The need to send output back to the client for each job presents us with an additional problem. Once the need for output has been declared via use of the ___WithOutput___ option, there is an obligation on the client to consume it. Failure to consume, will result in the eventual blockage of the entire worker pool; the pool will get to a state where all workers are blocking on their attempt to send the output, the output buffer is full and new incoming requests can no longer be dispatched to workers, as they are all busy, resulting in deadlock. This may just be a programming error, but it would be undesirable for the pool to simply end up in deadlock.

This has been alleviated by the use of a timeout mechanism. The ___WithOutput___ option takes a timeout parameter defined as a ___time.Duration___. When the worker timeouts out attempting to send the output, it will then send a cancellation request back to the client via a separate cancellation channel (obtained by invoking ___ManifoldFuncPool.CancelCh___).

Since context cancellation should only be initiated by the client, the onus is on them to cancel the context. However, the way in which this would be done amounts to some boilerplate code, so ___pants___ also provides this as a function ___StartCancellationMonitor___, which starts a Go routine that monitors the cancellation channel for requests and on seeing one, cancels the associated context. This results in all child Go routines abandoning their work when they are able and exiting gracefully. This means that we can avoid the deadlock and leaked Go routines.

### Conclude

The pool needs to close the output channel so the consumer knows to exit it's read loop, but it can only do so once its clear there are no more outstanding jobs to complete and all workers are idle. We can't close the channel prematurely as that would result in a panic when a worker attempts to send the output. _Conclude_ signifies to the worker pool that no more work will be submitted. When submitting to the pool directly using the Post method, the client must call this method. Failure to do so will result in a pool that never ends. When the client elects to use an input channel, by invoking Source, then Conclude will be called automatically as long as the input channel has been closed. Failure to close the channel will again result in a never ending worker pool.

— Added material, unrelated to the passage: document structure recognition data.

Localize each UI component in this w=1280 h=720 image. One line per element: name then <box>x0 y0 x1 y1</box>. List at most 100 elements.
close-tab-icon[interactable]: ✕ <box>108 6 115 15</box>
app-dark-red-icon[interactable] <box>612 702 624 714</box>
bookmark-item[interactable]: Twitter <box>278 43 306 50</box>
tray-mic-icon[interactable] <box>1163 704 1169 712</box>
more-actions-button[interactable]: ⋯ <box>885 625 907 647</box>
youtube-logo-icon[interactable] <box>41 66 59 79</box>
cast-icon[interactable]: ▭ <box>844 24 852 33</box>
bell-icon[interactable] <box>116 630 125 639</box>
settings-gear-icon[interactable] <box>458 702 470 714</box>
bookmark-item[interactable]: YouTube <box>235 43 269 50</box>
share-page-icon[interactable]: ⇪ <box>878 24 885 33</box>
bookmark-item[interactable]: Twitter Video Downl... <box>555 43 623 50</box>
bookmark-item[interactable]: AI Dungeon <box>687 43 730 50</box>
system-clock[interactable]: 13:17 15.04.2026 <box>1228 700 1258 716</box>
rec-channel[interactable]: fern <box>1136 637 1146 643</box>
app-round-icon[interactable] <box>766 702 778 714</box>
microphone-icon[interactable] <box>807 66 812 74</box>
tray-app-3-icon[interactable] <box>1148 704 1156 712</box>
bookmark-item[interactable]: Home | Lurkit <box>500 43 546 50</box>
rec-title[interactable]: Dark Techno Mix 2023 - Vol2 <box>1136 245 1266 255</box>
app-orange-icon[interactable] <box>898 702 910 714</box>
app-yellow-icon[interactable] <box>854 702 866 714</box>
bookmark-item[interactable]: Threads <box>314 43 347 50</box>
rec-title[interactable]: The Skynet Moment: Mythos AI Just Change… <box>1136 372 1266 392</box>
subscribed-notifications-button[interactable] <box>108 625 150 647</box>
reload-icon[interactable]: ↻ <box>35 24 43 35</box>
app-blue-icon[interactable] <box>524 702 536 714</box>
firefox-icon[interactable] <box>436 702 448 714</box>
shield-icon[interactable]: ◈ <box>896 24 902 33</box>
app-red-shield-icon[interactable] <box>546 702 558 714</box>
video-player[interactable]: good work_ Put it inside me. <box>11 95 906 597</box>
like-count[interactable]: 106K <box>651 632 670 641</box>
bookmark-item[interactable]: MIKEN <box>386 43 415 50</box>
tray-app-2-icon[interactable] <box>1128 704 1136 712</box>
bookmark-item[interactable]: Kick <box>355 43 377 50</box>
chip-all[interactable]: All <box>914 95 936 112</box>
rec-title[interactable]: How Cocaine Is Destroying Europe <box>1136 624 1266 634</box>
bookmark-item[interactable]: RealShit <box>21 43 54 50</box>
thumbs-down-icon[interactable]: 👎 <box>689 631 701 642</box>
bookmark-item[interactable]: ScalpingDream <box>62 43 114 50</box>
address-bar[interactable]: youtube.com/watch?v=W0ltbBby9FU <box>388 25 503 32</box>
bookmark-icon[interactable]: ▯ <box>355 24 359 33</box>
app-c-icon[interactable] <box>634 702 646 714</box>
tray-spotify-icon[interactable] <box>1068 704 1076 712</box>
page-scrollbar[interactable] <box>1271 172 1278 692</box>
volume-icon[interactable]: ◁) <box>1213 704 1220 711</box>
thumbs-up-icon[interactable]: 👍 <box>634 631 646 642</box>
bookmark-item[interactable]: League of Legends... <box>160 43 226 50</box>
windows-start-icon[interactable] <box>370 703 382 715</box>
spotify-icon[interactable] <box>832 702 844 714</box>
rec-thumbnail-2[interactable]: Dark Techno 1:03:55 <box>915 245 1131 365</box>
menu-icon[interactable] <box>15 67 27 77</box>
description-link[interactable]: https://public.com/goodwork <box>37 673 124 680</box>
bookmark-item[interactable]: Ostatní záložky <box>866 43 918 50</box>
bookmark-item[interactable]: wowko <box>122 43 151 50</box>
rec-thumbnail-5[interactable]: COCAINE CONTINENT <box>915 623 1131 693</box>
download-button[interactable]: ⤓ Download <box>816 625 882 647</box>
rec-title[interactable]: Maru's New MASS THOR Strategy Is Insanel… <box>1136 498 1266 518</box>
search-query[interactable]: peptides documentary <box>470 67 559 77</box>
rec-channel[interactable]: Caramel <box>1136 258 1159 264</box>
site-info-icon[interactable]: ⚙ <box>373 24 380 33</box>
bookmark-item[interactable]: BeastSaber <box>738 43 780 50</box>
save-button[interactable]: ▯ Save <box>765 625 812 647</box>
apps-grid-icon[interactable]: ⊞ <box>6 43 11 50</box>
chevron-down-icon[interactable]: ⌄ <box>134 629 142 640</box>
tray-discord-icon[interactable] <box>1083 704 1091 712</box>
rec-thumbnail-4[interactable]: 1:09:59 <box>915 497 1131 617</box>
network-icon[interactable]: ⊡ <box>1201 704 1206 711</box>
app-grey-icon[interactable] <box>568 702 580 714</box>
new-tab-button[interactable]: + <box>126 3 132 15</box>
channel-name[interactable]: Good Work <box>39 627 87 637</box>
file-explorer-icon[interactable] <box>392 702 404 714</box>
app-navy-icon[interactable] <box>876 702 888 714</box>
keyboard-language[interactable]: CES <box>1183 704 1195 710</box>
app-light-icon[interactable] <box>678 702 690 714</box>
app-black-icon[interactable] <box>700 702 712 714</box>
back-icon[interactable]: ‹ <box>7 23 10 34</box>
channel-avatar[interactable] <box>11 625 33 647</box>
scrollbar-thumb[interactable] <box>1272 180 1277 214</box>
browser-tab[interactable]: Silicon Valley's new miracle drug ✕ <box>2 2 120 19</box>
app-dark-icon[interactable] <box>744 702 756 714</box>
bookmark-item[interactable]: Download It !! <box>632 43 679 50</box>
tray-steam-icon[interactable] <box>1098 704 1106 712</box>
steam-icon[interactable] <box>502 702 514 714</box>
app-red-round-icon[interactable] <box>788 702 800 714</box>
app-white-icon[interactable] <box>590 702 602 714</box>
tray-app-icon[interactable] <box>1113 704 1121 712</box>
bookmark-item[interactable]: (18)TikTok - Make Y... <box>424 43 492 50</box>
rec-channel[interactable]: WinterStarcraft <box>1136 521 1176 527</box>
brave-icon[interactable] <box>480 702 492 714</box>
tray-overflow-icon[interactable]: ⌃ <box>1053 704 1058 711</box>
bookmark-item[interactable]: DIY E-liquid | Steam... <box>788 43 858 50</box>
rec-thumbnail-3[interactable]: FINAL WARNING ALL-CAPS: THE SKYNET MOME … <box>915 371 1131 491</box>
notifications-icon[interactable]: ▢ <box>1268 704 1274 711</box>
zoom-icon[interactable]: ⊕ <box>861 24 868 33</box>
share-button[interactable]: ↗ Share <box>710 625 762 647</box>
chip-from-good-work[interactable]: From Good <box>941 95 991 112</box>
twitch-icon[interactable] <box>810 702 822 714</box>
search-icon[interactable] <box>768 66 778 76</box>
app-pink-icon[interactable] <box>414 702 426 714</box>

___WithOutput___ is used to customise aspects of the output and typically, the use of the ___WithOutput___ operator looks like this:

> pants.WithOutput(OutputChSize, CheckCloseInterval, TimeoutOnSend)

___OutputChSize___: defines the size of the output channel

___CheckCloseInterval___: is internally required by ___pool.Conclude___. To counter the problem described above, ___Conclude___ needs to check if its safe to close the output channel, periodically, which is implemented within another Go routine. ___CheckCloseInterval___ denotes the amount of time it will wait before checking again.

___TimeoutOnSend___: denotes the timeout used when the pool attempts to send to the output channel.